The notices contained names of the affected staff who were stationed at Mombasa, Kilifi, Nairobi CBD and Kitale branches. The dismissals are to be effected on June 20, 2020.
“The notices thus complied with Section 40(1)(a) in terms of notification to the union and local labour officer, giving reasons and extent of the redundancy. The letters addressed to the individual employees were also copied to the local labour officer and the union and therefore were in compliance with the law,” said the judge.
The supermarket chain told the court that it was no longer capable of transferring staff affected by the redundancy to other branches considering the overall underperformance of its operations countrywide.
Tuskys defended that the process was not discriminatory and that 94 of the redundant employees were non-unionised.
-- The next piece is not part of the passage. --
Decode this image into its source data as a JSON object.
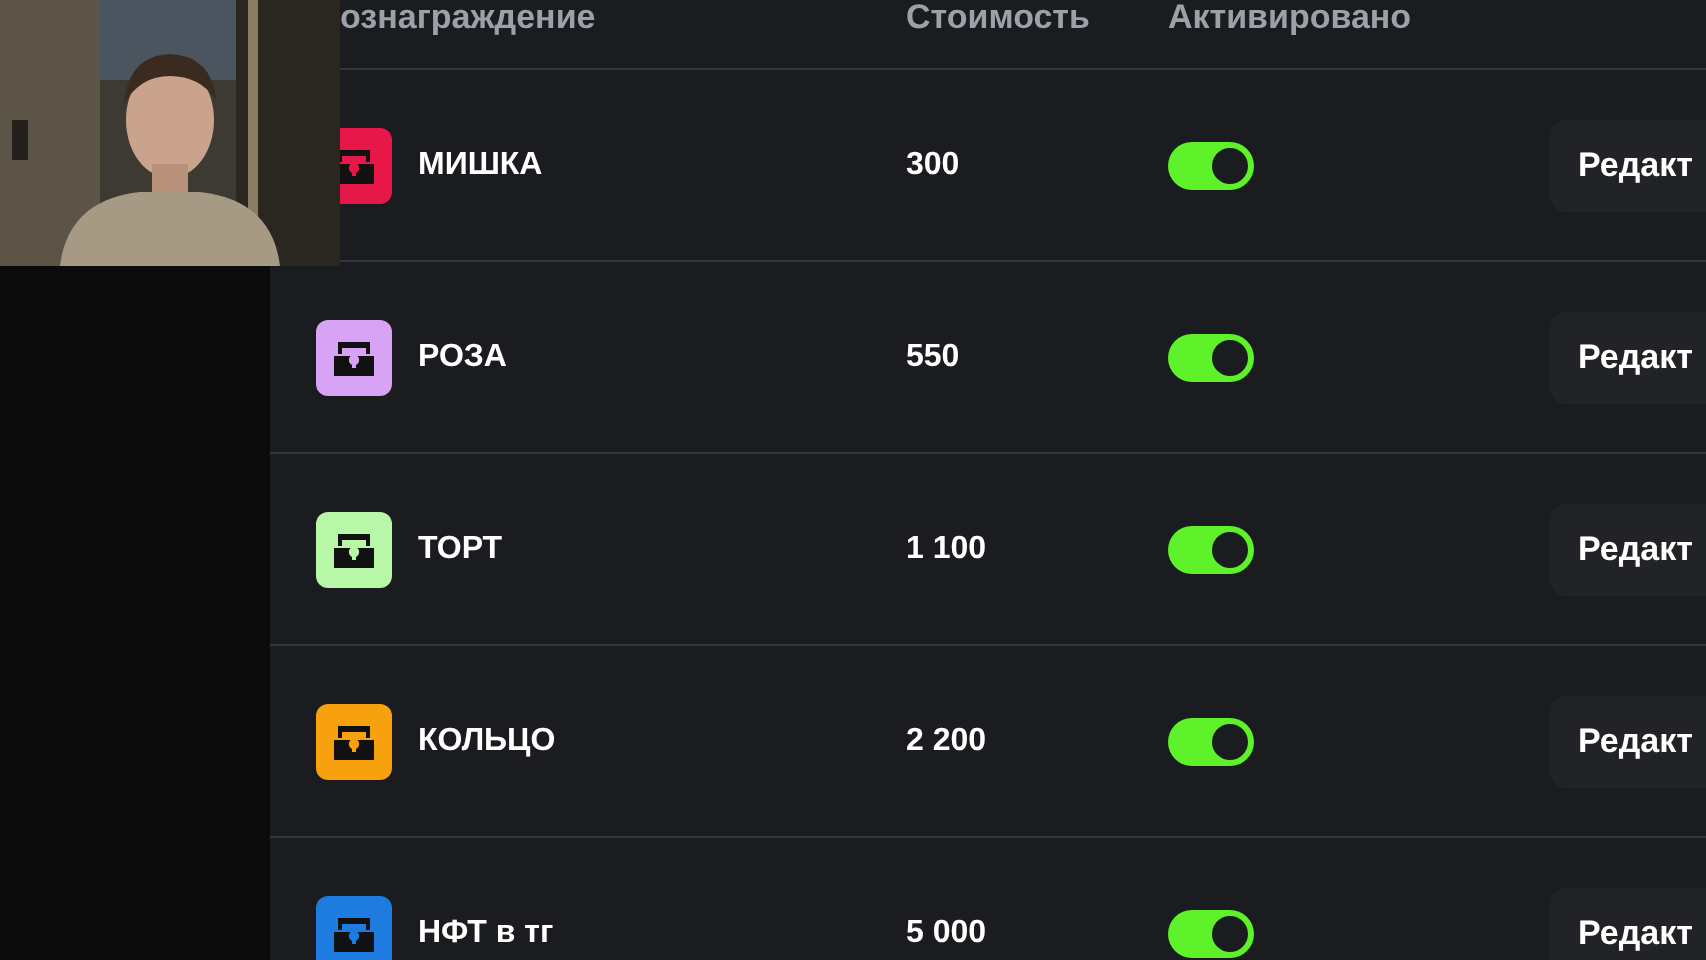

These were among 174 employees declared redundant in May 2020.
The union also requested for an order to restrain the retail chain from declaring the unionisable employees redundant and instead consider them due to the effects of Covid-19 pandemic, which the judge declined.
The retailer is facing financial difficulties that have forced it to shut down branches countrywide and eventually declare its staff redundant. It recently disclosed that it needed at least Ksh 2 billion to survive in the short-term as piling debt led to supplier desertion, stock-outs and closure of some of its branches.
Tuskys is also seeking to sell a majority of its stake to a consortium thus the need to raise capital which will ease its financial pressure, giving it more time to negotiate the sale of the stake.